Figure 3. SFI inhibits the STAT3/AKT branch activated by IL-22 treatment in PC9/GR and H1975 cells. (A, B) Western blot of PC9/GR and H1975 cells determining p-STAT3 and p-AKT following stimulation with IL-22 (50 ng/mL) for 10 or 30 min. (C, D) Western blot analysis of PC9/GR and H1975 cells was stimulated with IL-22 (50 ng/mL) for 20 min after pre-treated or not with 10 mg/mL SFI for 24 h or 48 h. Results are expressed as mean ± SEM (n = 3) *p < 0.05, **p < 0.01, ***p < 0.001 when compared with control group; #p < 0.05, ##p < 0.01, ###p < 0.001 when compared with IL-22 group in A, B, C, and D.

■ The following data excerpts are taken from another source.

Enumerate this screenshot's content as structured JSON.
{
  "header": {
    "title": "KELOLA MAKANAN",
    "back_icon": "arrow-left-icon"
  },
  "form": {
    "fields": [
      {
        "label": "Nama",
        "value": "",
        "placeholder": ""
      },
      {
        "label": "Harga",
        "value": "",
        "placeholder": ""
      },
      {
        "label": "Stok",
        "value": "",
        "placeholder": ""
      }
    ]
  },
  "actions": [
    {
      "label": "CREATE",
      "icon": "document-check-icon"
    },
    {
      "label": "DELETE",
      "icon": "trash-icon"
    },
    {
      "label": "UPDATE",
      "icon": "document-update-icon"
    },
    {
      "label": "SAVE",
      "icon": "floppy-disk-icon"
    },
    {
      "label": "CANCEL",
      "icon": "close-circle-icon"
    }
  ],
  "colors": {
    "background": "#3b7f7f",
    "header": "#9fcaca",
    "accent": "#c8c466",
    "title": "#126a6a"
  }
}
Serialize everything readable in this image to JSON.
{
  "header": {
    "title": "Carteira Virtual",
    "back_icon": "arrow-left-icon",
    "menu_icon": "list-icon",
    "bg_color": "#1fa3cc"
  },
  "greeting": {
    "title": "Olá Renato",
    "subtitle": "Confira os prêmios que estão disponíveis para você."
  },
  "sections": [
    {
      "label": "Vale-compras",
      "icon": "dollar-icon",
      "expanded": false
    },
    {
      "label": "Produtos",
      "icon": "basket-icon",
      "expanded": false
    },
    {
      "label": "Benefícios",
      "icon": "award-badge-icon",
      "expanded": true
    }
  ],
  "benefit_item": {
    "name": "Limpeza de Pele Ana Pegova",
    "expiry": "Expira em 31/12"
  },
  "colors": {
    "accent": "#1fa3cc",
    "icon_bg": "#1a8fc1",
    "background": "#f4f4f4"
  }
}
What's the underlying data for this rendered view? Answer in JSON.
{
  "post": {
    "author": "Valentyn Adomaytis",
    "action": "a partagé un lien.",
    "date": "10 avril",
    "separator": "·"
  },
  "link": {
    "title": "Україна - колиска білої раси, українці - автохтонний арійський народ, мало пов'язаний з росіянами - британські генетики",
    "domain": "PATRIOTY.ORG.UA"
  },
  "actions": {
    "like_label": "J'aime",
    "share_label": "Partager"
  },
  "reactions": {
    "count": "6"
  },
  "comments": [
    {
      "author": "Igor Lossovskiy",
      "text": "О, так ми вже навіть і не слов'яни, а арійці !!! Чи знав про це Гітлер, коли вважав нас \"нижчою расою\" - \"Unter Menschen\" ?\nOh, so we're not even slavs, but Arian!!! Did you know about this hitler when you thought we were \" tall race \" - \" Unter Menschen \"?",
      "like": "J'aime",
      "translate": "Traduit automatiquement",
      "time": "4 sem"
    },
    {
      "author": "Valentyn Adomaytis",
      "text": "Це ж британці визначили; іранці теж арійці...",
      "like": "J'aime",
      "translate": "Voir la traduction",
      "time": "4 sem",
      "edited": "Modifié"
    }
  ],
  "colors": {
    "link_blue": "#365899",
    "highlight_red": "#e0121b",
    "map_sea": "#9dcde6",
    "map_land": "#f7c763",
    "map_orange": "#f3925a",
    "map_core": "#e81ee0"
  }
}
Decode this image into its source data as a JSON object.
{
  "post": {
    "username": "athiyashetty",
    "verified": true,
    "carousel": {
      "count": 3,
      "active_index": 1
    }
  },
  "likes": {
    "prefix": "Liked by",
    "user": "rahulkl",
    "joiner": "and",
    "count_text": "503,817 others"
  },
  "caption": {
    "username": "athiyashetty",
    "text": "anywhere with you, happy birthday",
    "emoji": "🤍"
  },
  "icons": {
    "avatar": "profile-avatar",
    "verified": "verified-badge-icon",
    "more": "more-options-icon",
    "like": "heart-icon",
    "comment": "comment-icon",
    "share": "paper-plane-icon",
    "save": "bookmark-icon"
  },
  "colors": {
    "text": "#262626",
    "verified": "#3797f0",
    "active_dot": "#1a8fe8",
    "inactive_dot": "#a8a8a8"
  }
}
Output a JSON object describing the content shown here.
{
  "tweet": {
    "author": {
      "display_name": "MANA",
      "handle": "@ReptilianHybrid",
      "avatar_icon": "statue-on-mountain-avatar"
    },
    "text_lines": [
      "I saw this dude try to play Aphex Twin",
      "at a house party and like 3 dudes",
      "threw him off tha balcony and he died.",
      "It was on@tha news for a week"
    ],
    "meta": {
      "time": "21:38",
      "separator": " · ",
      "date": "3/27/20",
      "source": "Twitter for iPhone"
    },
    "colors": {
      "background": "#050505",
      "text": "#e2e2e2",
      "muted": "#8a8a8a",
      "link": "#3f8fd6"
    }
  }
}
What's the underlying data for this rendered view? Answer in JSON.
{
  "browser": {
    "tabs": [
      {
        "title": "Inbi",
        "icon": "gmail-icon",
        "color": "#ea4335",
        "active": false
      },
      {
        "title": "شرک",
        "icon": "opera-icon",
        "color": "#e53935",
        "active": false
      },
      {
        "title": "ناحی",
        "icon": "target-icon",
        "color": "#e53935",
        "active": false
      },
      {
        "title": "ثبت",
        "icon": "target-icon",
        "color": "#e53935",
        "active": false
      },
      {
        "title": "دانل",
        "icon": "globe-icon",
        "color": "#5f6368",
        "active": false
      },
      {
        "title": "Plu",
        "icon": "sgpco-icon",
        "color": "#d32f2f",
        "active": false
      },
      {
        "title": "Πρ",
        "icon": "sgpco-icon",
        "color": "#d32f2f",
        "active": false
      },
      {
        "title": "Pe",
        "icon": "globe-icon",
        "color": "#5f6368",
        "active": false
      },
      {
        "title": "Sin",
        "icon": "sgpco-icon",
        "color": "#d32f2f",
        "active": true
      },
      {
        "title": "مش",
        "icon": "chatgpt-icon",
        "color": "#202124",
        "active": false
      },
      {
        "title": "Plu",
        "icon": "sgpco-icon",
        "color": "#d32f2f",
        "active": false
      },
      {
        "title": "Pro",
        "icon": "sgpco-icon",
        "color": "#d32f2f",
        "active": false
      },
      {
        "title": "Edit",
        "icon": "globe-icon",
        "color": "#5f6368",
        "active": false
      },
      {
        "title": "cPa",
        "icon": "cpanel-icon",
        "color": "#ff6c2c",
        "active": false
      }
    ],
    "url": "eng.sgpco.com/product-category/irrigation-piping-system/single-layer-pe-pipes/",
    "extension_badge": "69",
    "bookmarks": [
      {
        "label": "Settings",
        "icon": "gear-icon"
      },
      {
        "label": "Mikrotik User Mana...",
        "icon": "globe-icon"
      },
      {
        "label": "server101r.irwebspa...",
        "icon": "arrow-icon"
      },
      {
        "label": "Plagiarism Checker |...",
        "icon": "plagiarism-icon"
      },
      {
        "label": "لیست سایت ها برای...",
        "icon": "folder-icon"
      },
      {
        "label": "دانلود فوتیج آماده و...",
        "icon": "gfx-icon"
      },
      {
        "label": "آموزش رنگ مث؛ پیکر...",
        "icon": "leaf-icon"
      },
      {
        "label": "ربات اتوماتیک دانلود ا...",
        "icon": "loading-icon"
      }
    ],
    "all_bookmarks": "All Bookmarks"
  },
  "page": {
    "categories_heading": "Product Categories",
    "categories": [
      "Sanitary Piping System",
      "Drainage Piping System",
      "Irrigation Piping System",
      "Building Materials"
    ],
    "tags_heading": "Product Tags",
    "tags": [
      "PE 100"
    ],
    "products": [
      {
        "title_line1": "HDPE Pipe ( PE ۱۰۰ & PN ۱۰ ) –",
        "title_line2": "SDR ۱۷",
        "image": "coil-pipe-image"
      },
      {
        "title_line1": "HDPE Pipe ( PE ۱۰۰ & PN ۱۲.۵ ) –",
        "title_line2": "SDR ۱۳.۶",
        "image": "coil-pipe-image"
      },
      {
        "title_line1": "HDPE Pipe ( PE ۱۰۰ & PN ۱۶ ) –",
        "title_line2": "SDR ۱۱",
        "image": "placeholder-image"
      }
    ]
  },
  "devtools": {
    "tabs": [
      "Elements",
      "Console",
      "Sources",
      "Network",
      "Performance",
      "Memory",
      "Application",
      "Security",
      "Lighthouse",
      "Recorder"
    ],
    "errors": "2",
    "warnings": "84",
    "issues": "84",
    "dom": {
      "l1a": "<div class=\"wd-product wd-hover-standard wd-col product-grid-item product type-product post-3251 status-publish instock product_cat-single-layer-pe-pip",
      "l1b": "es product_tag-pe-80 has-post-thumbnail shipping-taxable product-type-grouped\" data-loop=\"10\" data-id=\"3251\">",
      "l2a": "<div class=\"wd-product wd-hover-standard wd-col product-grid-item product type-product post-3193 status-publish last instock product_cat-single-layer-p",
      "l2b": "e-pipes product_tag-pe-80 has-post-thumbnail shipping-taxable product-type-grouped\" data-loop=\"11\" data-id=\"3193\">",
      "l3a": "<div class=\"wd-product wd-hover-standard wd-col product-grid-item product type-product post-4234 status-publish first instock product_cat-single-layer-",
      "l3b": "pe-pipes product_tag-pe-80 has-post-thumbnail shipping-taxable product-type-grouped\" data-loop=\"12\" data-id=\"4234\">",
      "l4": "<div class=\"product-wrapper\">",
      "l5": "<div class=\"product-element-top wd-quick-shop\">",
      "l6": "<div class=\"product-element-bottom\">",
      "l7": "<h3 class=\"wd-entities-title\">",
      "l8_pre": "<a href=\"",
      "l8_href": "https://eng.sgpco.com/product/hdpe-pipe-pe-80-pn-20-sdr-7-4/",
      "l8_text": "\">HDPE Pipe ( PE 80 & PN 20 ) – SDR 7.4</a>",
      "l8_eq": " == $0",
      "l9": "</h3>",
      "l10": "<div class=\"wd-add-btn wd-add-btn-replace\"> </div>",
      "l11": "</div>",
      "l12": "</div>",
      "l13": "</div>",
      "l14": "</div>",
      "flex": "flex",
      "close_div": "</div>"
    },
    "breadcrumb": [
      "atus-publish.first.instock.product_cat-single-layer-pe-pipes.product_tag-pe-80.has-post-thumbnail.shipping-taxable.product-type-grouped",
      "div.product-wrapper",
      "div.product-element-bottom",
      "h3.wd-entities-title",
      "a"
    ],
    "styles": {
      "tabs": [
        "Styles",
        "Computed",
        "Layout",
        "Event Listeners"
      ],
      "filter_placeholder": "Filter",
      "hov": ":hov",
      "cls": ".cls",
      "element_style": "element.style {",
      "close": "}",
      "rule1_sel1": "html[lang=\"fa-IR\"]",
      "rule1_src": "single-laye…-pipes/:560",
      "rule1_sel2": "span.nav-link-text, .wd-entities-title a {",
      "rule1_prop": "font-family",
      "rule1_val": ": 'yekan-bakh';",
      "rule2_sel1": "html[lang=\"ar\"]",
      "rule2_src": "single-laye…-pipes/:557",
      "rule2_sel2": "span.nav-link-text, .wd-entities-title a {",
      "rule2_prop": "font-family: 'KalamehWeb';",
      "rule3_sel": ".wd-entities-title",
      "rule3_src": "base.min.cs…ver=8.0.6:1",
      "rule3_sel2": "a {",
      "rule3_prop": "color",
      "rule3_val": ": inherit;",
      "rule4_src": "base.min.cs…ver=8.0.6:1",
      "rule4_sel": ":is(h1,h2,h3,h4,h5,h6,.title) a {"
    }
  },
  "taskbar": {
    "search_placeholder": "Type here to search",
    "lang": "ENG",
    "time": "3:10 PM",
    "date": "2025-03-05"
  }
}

Figure 4. SFI facilitates the gefitinib cytotoxicity of PC9/GR and H1975 cells. (A, B) Cell proliferation inhibition profiles were measured after 48 h of different concentrations of gefitinib (30, 15, 7.5, 3.25 μmol/L), respectively co-administered IL-22 (50 ng/mL) alone or in combination with SFI (10 mg/mL) exposure to PC9/GR and H1975 cells. (C) Clonogenic assays of PC9/GR and H1975 cells after gefitinib alone, gefitinib + IL-22, gefitinib + SFI, and gefitinib + IL-22 + SFI treatment for 13 days. (D) After 48 h incubation with different schemes, including gefitinib alone, gefitinib + IL-22, gefitinib + SFI, and gefitinib + IL-22 + SFI, flow cytometric analysis of apoptosis was detected, and the data were processed by FlowJo VX software. Results are expressed as mean ± SEM (n = 3) *p < 0.05, **p < 0.01, ***p < 0.001, ****p < 0.0001, when compared with gefitinib; ^##p < 0.01, ^###p < 0.001, ^####p < 0.001 when compared with gefitinib + IL-22.

Data availability statement

The data sets used in the current study are available from the corresponding author upon reasonable request.